There are several limitations to this study that should be considered. First, although the VHA is the largest integrated healthcare system in the United States, VHA users are primarily men and share their lived experience of military service. Although our NLP-driven PCQ indicators are likely robust in non-VHA EHRs, testing and minor refinement of the systems would be necessary.

To the best of our knowledge, this study represents the first effort to automate the measure of PCQ in primary care settings in a large integrated healthcare system. We report relatively simple analyses on a large cohort of patients with clinically significant pain. Further refinement and evolution of the PCQ indicators are likely warranted. This work should include multivariable statistical analyses, perhaps including information about individual providers, which is beyond the scope of the current project.

5. Conclusion

Combining evidence of documentation of individual PCQ indicators extracted from progress notes into a total score at the visit level may provide healthcare systems a potentially useful tool for monitoring and improving quality of care. The consistency of a visit-level score based on results of our NLP suggests that this is a valid approach. In this study, we include the PCQ indicator for reassessment in the visit-level score although distinguishing reassessment from an initial assessment is not possible unless assessment has occurred in the previous visit.
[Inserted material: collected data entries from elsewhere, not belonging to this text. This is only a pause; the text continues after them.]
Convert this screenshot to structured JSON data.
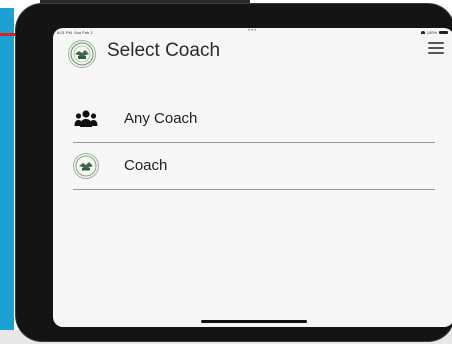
{
  "status_bar": {
    "time": "8:01 PM",
    "date": "Sun Feb 2",
    "battery": "100%"
  },
  "header": {
    "title": "Select Coach",
    "logo_icon": "club-crest-icon",
    "menu_icon": "hamburger-menu-icon"
  },
  "coaches": {
    "items": [
      {
        "label": "Any Coach",
        "icon": "group-users-icon"
      },
      {
        "label": "Coach",
        "icon": "club-crest-icon"
      }
    ]
  },
  "colors": {
    "screen_bg": "#f6f6f6",
    "device_frame": "#141414",
    "divider": "#9a9a9a",
    "text": "#222222"
  }
}
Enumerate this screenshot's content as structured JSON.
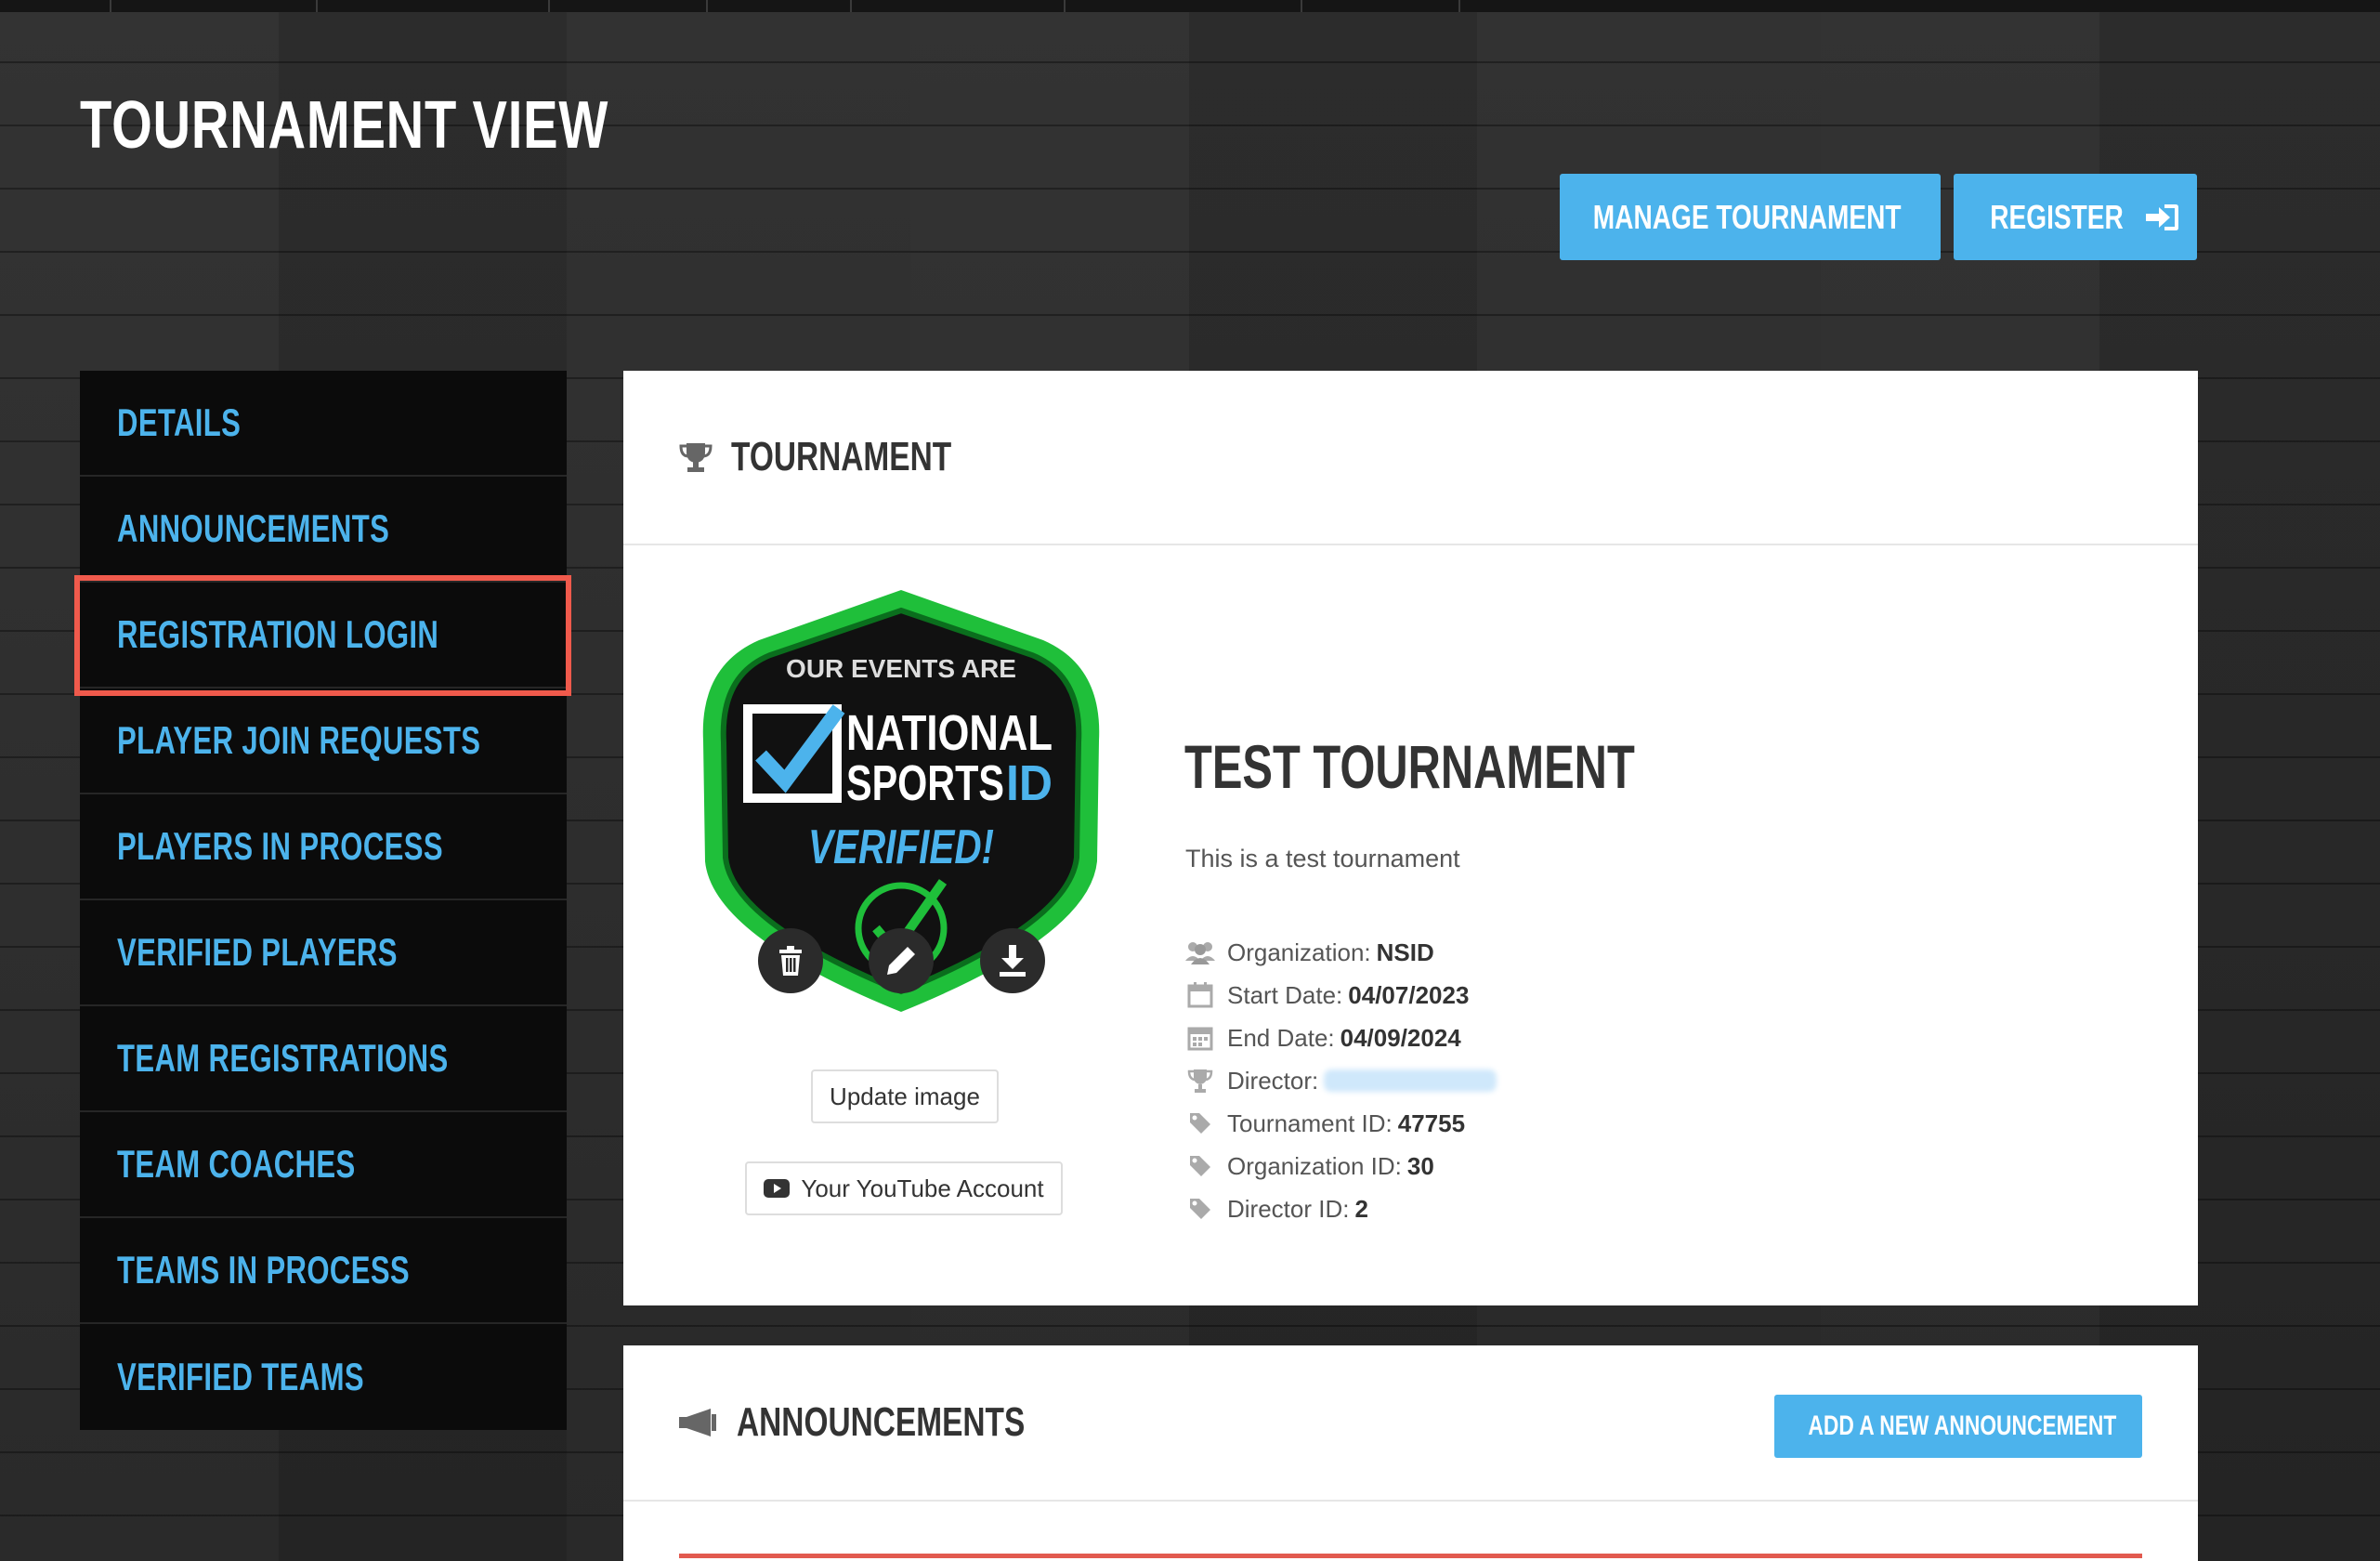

We did this because although our sampling frame attempted to identify more recently diagnosed patients, we could not determine the exact first visit and thereby the episode of care for specific MSD diagnoses. If measures of PCQ indicators are implemented in ongoing systems to monitor care, efforts should be made to do so and adjust the PCQ indicator score accordingly.

Conflict of interest statement

The authors have no conflicts of interest to declare.